Maybe I’m a sucker for difficult, sometimes even painful situations – idk – but here I am, attempting something that can only be described as *true pain*. Okay, I may be a little overdramatic – sorry, it’s the Leo in me – as there are TONNES of other, more painful situations (like giving birth omg!!) but in terms of sports, pole dancing ranks high on the pain scale. And yes, pole dancing is an officially recognised sport and has been on “special observer status” with the Global Association of International Sports Federations (GAISF) – the big umbrella organization that oversees official sports around the world – since 2017.
Now, I started pole dancing on a whim. Back in 2019, My high school friend and I stumbled across a package for pole classes at a really good rate and we thought it would be a fun experience. While we weren’t wrong – it was so much fun – we weren’t prepared for the amount of work that goes into pole dancing. Fast forward a year and a half later, and realised that a) there are so many misconceptions around pole dancing and b) no matter how good you get at it, the pain doesn’t get any better (you just get used to it HAHA).
And there’s more to what I learned from regularly attending pole classes, like:
There’s more than one type of pole dance.
Here’s the thing, pole classes aren’t just being sexy on or with a pole and, when I started out, I didn’t know this. I thought it would be like what you’d see in the movies. But there are different elements that go into pole classes: you’ve got fitness/sport – which is what I signed up for – artistic and exotic. While artistic and exotic pole classes are as their name suggests – more focused on dance, flow and risqué moves – the sport and fitness pole classes focus on the technical aspects of pole dancing and the various tricks that pole athletes perform.
And, it can get REALLY unglamorous.
When I started out, even trying to get even get on the pole was hella awkward. Not to mention the bruises, burns, and scrapes I got. There’s also all fear (of the pain), the screaming (in pain), and cursing (from the pain). My pole instructors favourite way of introducing us to a trick is:
“It’s not hard, just painful,”
Back then, I had ZERO muscle – core, arm, leg, glute, back – you name it, I had NONE of it. So, for the first few months of pole classes, I was like…
It also takes so.much.strength…
Pole dancing is a full-body workout. It’s basically resistance training and cardio rolled into one. As a lot of the tricks are done on either a static (stationary) pole or a spinning pole (it’s the pole that spins, really), not only do you need a strong core, you need the support of your back, arms and leg muscles. It also tests and improves your flexibility. When I first started out, I was as bad as one could get – I was uncoordinated, I couldn’t lift my own body weight and in terms of flexibility….
Case in point:
But you build it over time!
It can be offputting, the thought that you may not be “good enough” or that you will “never be as good”. But in all honesty, pole dancing is beautiful in the fact that it doesn’t matter where you’re at when you start. You’re never too “old”, too “unfit”, too “inflexible”, too anything! The amazing thing about pole is that you’re constantly growing – and at your own pace too. Of course, as with any sport, you need to commit to training, but everyone’s journey with pole is different.

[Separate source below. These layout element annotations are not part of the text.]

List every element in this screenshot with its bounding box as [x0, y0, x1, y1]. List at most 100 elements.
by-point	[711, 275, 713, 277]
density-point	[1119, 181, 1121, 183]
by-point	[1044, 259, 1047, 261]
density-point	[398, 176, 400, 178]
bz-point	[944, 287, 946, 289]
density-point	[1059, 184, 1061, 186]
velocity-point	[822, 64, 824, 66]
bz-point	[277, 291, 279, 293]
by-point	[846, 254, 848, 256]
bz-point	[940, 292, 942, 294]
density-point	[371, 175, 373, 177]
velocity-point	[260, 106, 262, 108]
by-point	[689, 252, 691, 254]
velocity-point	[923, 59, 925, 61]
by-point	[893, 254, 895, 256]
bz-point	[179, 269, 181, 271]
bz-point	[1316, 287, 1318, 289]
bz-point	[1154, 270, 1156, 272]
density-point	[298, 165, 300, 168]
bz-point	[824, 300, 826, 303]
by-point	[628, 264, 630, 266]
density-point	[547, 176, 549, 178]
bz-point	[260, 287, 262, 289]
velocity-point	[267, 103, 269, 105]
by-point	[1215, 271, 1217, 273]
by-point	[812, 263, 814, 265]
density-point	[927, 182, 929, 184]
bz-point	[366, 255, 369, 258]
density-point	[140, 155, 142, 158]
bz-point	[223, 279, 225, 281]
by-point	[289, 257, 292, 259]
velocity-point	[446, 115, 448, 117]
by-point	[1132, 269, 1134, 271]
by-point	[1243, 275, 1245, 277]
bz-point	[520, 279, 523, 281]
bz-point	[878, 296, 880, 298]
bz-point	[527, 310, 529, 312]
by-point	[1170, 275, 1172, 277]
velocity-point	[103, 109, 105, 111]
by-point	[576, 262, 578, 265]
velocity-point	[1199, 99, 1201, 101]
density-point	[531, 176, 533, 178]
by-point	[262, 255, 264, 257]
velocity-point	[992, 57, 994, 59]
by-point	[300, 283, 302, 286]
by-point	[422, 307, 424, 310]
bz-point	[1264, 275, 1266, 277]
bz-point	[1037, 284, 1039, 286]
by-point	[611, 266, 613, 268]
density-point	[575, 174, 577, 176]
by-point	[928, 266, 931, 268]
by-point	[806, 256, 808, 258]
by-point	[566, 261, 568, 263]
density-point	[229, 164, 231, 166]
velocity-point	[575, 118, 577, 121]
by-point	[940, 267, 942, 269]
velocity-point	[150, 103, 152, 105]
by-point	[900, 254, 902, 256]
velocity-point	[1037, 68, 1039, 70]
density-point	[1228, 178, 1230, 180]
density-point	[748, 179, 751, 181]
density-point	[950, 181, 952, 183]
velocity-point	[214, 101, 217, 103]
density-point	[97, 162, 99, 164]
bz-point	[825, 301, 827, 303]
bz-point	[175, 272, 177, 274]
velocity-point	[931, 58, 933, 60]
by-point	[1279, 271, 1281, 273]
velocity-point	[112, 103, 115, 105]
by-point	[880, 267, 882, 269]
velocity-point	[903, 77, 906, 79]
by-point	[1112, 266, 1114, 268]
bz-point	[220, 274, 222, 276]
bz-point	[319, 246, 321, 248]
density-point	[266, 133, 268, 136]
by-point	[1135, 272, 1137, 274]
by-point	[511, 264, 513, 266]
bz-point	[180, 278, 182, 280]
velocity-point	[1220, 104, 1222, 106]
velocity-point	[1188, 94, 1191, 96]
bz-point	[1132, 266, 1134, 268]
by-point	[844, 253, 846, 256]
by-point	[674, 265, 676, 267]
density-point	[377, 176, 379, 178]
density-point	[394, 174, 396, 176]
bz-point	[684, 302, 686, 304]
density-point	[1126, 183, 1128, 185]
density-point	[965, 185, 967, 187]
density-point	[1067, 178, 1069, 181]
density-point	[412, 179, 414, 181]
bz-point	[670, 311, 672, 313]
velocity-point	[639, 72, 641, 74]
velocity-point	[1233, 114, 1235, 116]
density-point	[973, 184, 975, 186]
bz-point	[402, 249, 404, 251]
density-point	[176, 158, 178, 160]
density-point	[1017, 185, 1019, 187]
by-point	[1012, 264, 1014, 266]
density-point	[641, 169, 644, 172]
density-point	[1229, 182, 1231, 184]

There’s always a new trick, a new transition, a new shape to make with your body – the possibilities are endless. And with each new step, you feel more empowered!

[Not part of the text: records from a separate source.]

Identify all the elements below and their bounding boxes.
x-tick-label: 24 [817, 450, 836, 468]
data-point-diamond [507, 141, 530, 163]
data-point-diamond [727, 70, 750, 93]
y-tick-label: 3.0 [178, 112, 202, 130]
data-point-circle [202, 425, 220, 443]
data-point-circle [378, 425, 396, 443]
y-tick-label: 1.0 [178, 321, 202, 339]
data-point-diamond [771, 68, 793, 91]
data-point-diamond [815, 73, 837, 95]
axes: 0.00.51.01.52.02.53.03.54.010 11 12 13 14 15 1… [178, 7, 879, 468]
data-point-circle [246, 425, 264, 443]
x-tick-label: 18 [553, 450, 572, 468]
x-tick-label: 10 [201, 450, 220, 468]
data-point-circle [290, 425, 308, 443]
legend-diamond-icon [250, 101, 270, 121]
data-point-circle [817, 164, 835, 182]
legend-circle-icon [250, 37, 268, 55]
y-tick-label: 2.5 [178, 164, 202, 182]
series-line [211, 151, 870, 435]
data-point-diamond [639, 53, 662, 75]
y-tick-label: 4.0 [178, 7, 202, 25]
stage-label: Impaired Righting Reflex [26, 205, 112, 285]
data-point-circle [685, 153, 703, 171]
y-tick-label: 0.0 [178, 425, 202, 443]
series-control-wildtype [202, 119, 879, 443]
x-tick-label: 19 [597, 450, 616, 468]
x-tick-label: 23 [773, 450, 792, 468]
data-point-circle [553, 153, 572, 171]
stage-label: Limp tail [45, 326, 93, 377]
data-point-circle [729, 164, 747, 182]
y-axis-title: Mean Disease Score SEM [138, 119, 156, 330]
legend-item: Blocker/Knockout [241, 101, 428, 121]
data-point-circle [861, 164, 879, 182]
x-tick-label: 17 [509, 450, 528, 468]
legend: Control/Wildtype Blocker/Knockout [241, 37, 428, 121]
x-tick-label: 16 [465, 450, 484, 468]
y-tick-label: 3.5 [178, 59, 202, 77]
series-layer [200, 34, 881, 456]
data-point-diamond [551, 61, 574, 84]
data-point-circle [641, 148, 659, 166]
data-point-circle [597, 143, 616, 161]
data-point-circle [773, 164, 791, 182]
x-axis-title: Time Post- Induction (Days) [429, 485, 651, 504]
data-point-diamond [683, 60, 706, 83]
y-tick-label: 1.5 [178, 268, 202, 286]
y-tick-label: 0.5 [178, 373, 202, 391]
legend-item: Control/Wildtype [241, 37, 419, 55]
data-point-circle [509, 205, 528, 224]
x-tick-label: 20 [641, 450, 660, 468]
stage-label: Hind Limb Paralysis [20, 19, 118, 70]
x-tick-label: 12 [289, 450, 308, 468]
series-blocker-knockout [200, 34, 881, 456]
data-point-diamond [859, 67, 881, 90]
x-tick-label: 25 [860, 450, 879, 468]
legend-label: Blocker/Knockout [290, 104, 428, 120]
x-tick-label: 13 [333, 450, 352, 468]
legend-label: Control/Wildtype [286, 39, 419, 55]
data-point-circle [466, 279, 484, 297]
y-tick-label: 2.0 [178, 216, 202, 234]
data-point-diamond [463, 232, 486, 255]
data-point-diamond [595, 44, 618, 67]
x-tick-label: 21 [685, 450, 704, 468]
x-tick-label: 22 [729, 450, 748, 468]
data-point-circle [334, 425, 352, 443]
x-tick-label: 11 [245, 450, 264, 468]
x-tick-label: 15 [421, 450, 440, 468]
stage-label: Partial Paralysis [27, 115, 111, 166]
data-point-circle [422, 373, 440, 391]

You learn to be comfortable in your own body… and you find a community who share the journey with you.
Because the tricks in pole require grip, your legs, arms and stomachs need to be exposed – meaning that in classes, you’re mostly going to be in shorts and t-shirts. This was intimidating for me as I wasn’t very body positive in the beginning; I was insecure about my “flabby” stomach and arms. Then later on, during the first MCO, I had a major onset of eczema, with the subsequent scratching leaving me with scarring all over my body. I hated the idea of exposing my skin and my “flaws”. But then, once I got into class, I stopped focusing so much on what I looked like and started to focus on getting the tricks done. The shift in my perspective from my insecurities to my accomplishments was something I carried out of class too. It made me realise that my flaws and insecurities are minuscule in the grand scheme of things because my strength and perseverance to get things done outweighed them. The confidence that came along with that is unparalleled.
Plus, you soon realise that everyone who is in class with you is probably feeling the same way too. Because pole dancing often has a negative image, you feel a sense of protectiveness over the people who are in class. I’ve made friends from pole class that are from all walks of life – different professions, religions, sizes, cultures, ages – and we’ve all bonded by our shared desire for personal growth. Everyone has their own insecurities but in class, these insecurities go out the window as we constantly support each other and cheer each other on. There is absolutely no judgement.
This is probably one of the biggest reasons I’ve stuck with pole dancing as long as I have. Sure, the physical benefits are great – you burn calories quickly, it’s good for your heart and blood flow, you learn coordination – but the confidence, sense of accomplishment and overall love for your own body and abilities is indescribable. If there’s one thing you should add to your bucket list, it’s definitely to give pole classes a try. Whether you’d prefer the dance elements and flow of art and exotic pole or prefer to build your strength with fitness pole, there’s definitely so much more to it than what you see in the movies.